In [None]:
# 02_model_baselines.ipynb

# Modelos Base: Previsão de Temperatura com AutoARIMA, HoltWinters e WindowAverage

import pandas as pd
import numpy as np
from statsforecast import StatsForecast
from statsforecast.models import AutoARIMA, HoltWinters, WindowAverage
import matplotlib.pyplot as plt
from sklearn.metrics import mean_absolute_error
import joblib
import os

# --- 1. Carregar e preparar dados ---
df = pd.read_csv('jena_climate_2009_2016.csv')
df['Date Time'] = pd.to_datetime(df['Date Time'], format="%d.%m.%Y %H:%M:%S", dayfirst=True)
df = df.set_index('Date Time').resample('h').mean().interpolate().reset_index()

# --- 2. Filtrar últimos 3 anos ---
cut_date = df['Date Time'].max() - pd.DateOffset(years=3)
df = df[df['Date Time'] >= cut_date]

# --- 3. Selecionar variáveis com base na clusterização DTW ---
selected_features = ['p (mbar)', 'Tpot (K)', 'rh (%)', 'rho (g/m**3)', 'wd (deg)']
target_variable = 'T (degC)'

# --- 4. Preparar dataframe para StatsForecast ---
df_model = df[['Date Time', target_variable] + selected_features].copy()
df_model = df_model.rename(columns={'Date Time': 'ds', target_variable: 'y'})
df_model['unique_id'] = 'jena_temp'

# --- 5. Separar treino (menos as últimas 24h) e teste (últimas 24h) ---
cutoff = df_model['ds'].max() - pd.Timedelta(hours=24)
df_train = df_model[df_model['ds'] <= cutoff].copy()
df_test = df_model[df_model['ds'] > cutoff].copy()

# --- 6. Instanciar e ajustar modelos ---
models = [
    AutoARIMA(max_p=2, max_q=2, max_d=2, seasonal=True, season_length=24, alias='AutoARIMA'),
    HoltWinters(season_length=24, alias='HoltWinters'),
    WindowAverage(window_size=24, alias='WindowAverage')
]

sf = StatsForecast(models=models, freq='h', n_jobs=-1)
sf.fit(df_train[['unique_id', 'ds', 'y']])
forecast = sf.predict(h=24)

# --- 6a.
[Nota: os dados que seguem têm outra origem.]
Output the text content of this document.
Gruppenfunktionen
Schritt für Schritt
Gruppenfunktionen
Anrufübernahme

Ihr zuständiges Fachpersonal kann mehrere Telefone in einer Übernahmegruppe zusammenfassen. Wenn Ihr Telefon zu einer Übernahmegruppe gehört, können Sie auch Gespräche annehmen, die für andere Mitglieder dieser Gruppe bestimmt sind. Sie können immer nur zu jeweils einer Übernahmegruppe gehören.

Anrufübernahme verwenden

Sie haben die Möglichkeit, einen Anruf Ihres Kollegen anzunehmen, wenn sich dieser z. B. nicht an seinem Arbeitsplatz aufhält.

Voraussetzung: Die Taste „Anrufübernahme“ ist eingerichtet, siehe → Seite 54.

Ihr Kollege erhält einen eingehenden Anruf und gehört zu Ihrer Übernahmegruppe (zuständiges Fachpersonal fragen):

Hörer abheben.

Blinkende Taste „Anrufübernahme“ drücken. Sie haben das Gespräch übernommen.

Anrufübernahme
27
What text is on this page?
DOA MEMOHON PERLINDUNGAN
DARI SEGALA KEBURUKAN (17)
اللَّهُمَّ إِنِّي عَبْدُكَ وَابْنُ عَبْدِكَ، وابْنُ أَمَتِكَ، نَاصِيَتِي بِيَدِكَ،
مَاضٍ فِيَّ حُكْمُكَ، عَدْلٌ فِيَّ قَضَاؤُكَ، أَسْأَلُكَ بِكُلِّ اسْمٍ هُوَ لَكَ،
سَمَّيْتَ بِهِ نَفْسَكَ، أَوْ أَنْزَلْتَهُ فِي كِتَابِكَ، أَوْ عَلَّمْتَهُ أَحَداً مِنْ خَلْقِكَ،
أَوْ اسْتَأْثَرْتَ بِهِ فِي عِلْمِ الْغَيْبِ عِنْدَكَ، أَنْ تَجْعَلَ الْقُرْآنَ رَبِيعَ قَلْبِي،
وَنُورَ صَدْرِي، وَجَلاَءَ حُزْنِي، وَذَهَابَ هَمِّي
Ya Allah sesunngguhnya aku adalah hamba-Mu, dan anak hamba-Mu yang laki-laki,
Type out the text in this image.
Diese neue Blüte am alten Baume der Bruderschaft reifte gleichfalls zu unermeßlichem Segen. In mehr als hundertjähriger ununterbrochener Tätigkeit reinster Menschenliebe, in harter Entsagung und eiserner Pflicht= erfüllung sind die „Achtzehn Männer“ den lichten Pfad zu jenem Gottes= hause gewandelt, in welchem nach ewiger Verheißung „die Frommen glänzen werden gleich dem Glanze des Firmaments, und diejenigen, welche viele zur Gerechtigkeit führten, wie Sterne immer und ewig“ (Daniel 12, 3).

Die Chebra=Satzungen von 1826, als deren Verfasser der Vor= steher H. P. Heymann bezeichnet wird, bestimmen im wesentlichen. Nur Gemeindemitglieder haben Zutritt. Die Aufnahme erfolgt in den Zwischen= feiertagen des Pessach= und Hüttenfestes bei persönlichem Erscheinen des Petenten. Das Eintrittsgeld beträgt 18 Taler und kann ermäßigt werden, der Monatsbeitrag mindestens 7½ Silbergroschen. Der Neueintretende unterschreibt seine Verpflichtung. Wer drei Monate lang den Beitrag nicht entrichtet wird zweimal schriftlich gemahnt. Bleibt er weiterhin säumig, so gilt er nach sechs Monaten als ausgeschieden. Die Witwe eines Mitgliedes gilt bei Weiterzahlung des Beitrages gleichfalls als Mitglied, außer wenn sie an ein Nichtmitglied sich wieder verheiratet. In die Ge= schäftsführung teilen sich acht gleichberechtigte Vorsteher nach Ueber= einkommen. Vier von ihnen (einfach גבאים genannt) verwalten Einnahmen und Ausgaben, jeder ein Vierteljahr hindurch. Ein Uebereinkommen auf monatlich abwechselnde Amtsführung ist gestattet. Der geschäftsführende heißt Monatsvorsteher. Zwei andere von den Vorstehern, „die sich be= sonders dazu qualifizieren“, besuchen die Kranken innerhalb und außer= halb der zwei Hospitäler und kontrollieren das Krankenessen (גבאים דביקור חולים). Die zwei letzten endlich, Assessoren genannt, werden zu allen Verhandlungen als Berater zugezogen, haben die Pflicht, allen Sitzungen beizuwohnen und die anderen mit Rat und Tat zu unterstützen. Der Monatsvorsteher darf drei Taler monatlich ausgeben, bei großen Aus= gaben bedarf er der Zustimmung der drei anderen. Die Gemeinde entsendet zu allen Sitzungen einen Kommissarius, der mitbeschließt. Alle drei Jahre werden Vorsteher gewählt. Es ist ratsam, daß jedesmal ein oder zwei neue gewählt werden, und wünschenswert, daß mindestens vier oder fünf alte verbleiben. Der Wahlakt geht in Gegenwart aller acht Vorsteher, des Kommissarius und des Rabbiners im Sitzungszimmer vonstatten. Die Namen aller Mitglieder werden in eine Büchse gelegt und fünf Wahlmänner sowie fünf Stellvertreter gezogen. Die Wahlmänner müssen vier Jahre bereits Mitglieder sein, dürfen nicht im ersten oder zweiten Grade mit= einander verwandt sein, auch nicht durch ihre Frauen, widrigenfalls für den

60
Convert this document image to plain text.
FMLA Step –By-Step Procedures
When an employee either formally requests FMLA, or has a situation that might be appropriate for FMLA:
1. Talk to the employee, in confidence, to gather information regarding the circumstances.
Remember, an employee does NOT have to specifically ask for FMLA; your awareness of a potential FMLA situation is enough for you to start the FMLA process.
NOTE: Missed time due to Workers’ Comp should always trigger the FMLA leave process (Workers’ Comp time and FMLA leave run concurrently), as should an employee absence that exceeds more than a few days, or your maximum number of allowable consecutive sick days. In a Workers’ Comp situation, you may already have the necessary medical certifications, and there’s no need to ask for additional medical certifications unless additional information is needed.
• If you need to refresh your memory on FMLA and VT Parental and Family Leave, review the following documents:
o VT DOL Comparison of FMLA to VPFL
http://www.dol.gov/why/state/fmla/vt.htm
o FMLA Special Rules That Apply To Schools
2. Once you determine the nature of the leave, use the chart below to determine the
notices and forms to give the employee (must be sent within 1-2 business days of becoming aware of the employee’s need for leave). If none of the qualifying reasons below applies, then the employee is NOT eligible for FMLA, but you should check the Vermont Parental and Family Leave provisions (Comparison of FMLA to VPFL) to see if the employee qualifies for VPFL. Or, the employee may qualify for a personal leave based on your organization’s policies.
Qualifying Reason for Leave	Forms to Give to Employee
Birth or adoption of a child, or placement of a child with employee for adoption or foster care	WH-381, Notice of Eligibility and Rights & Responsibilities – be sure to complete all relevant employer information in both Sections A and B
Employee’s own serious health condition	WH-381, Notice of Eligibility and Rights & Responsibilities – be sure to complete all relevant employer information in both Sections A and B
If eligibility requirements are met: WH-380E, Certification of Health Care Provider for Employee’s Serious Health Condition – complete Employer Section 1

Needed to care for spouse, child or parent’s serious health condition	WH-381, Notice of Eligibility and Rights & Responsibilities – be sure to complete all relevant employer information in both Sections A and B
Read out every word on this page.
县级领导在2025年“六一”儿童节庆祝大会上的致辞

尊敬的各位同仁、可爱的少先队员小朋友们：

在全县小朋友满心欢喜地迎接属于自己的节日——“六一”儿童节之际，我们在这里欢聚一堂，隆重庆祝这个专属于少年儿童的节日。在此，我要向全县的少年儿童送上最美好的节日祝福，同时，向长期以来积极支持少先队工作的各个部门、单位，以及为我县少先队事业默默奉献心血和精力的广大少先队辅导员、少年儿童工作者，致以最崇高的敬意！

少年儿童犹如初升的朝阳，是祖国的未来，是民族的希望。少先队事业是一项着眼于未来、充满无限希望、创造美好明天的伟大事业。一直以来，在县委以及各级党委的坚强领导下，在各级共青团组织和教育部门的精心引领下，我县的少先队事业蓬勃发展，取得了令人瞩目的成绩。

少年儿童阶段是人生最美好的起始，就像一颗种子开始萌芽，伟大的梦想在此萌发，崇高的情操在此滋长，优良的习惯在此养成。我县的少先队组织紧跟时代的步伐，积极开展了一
Modelo Naive: Média por hora dos dias 30 e 31 de dezembro de anos anteriores ---
df_train['day_month'] = df_train['ds'].dt.strftime('%m-%d')
df_train['hour'] = df_train['ds'].dt.hour
naive_hist = df_train[df_train['day_month'].isin(['12-30', '12-31'])]
naive_forecast = naive_hist.groupby('hour')['y'].mean().reset_index()
naive_forecast.columns = ['hour', 'naive']
forecast_naive = df_test[['ds']].copy()
forecast_naive['hour'] = forecast_naive['ds'].dt.hour
forecast_naive = forecast_naive.merge(naive_forecast, on='hour', how='left')
forecast['Naive_2day'] = forecast_naive['naive'].values

# --- 6b. Modelo Naive: Média por hora considerando todos os dias de dezembro ---
df_dez = df[df['Date Time'].dt.month == 12].copy()
df_dez['hour'] = df_dez['Date Time'].dt.hour
mean_by_hour_december = df_dez.groupby('hour')['T (degC)'].mean().reset_index()
mean_by_hour_december.columns = ['hour', 'naive_dez']
forecast_naive_dez = df_test[['ds']].copy()
forecast_naive_dez['hour'] = forecast_naive_dez['ds'].dt.hour
forecast_naive_dez = forecast_naive_dez.merge(mean_by_hour_december, on='hour', how='left')
forecast['Naive_dez'] = forecast_naive_dez['naive_dez'].values

# --- 7. Visualizar previsão ---
plt.figure(figsize=(15, 5))
plt.plot(df_model['ds'].iloc[-100:], df_model['y'].iloc[-100:], label='Histórico')
for model in forecast.columns:
    if model not in ['unique_id', 'ds']:
        plt.plot(forecast['ds'], forecast[model], label=model)
plt.title('Previsão de Temperatura com Modelos Base (últimos 3 anos)')
plt.xlabel('Data')
plt.ylabel('Temperatura (°C)')
plt.legend()
plt.grid(True)
plt.tight_layout()
plt.show()

# --- 8. Calcular MAE usando dados reais das últimas 24h ---
y_true = df_test['y'].values
y_preds = {col: forecast[col].values for col in forecast.columns if col not in ['unique_id', 'ds']}
mae_scores = {model: mean_absolute_error(y_true, y_pred) for model, y_pred in y_preds.items()}

print("\nMAE dos modelos nas últimas 24h (últimos 3 anos de treino):")
for model, mae in mae_scores.items():
    print(f"{model}: {mae:.2f} °C")

# --- 9. Salvar modelo AutoARIMA treinado ---
autoarima_model = next((m for m in sf.models if m.alias == 'AutoARIMA'), None)
if autoarima_model is not None:
    print("\nParâmetros do modelo AutoARIMA selecionado:")
    params_str = str(autoarima_model.__dict__)
    print(params_str)
    os.makedirs('data', exist_ok=True)
    with open('data/autoarima_params.txt', 'w') as f:
        f.write(params_str)
    joblib.dump(autoarima_model, 'data/autoarima_model.pkl')